Avis critique rédigé par Nicolas L. le vendredi 27 mars 2009 à 1131

ILS reviennent, et ILS ne sont pas contents...

Ils ont pris une rouste mais, obstinés, ils sont revenus.
Ils, ce sont les extra-terrestres de la Guerre des Mondes ; rappelez-vous, ceux qui, montés dans leurs grandes machines mécanisées, avaient tenté de nettoyer de la surface de la Terre cette humanité si imparfaite, mais à laquelle nous tenons tant.

Forts de leur première mésaventure, où ils furent victimes du bouillon de culture microbien de notre environnement, les aliens ont travaillé leurs copies et ils sont désormais immunisés aux différents virus terrestres. Précaution supplémentaire : apparemment, ils ne quittent plus l’intérieur de leurs machines de guerre arachnéennes, ce qui est, avouons-le, bien pratique pour épargner à la production quelques onéreux effets spéciaux. Ainsi améliorés, de leur vaisseau mère situé en orbite terrestre, ils lancent des vagues d’assaut devant lesquelles les forces militaires humaines, convalescentes, semblent bien impuissantes.

Débarquées sur Terre, les machines reprennent alors l’ouvrage entamé trois ans plus tôt. De leurs lasers, elles capturent tous les humains passant à leur portée, les téléportent dans le « ventre » des vaisseaux mères pour les vider de leur sang, à la manière des vampires. Cette méthode de nutrition nous donne ainsi l’occasion de faire une petite visite de l’intérieur de ces choses, qui se révèlent être, finalement, des organismes vivants.

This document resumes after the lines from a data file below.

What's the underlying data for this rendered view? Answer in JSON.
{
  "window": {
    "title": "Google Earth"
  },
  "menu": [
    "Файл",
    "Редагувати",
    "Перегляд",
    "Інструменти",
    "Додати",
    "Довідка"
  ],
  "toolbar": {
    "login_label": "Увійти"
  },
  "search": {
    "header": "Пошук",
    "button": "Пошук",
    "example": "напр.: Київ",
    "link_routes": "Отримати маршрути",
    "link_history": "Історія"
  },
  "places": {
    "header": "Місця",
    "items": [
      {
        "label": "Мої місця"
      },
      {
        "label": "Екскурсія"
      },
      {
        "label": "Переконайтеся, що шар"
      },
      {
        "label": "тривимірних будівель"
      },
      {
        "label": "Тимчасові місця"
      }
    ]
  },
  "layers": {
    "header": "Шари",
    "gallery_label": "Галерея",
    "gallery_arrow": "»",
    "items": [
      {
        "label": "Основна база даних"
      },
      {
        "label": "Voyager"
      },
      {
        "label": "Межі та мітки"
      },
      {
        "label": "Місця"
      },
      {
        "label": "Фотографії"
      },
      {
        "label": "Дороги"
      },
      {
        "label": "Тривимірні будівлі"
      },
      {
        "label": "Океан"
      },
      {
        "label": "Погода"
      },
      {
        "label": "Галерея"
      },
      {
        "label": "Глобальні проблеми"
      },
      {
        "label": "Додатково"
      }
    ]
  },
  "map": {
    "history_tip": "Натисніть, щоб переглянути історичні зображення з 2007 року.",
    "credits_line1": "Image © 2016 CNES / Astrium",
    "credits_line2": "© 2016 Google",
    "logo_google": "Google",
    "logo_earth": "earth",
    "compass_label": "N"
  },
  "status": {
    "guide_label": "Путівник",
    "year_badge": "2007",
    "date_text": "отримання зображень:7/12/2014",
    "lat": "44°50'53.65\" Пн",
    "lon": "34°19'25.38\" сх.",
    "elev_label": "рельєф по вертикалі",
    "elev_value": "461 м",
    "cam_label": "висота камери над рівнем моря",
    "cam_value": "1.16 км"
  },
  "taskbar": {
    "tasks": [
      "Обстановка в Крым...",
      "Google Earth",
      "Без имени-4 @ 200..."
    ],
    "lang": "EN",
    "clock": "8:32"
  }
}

Et là, je me suis dit : « ahhh, il n’y a donc pas d’équipage, c’est un peu comme les scarabées géants de Starship Troopers, alors !!  Bizarre, cela ne me semble pas trop coller au premier volet de cette histoire… »

L’intérieur de ces créatures bio-mécaniques (appelons-les comme cela, si vous le voulez bien) apparaît à la fois comme bien étrange et tout à fait familier. En effet, les organes de ces choses évoquent aussi bien des vieilles bâches que des hectomètres de papier-cul, le tout plongé dans de la peinture rouge. Quand au système de « pompage » des prisonniers, imaginez-vous un pauvre type recouvert soudainement (mais vraiment soudainement !) d’une sorte de pâte à crêpe à la farine de  sarrasin, puis entubé par un grosse durite à l’aspect vaguement organique. Terrible, n’est-ce pas ?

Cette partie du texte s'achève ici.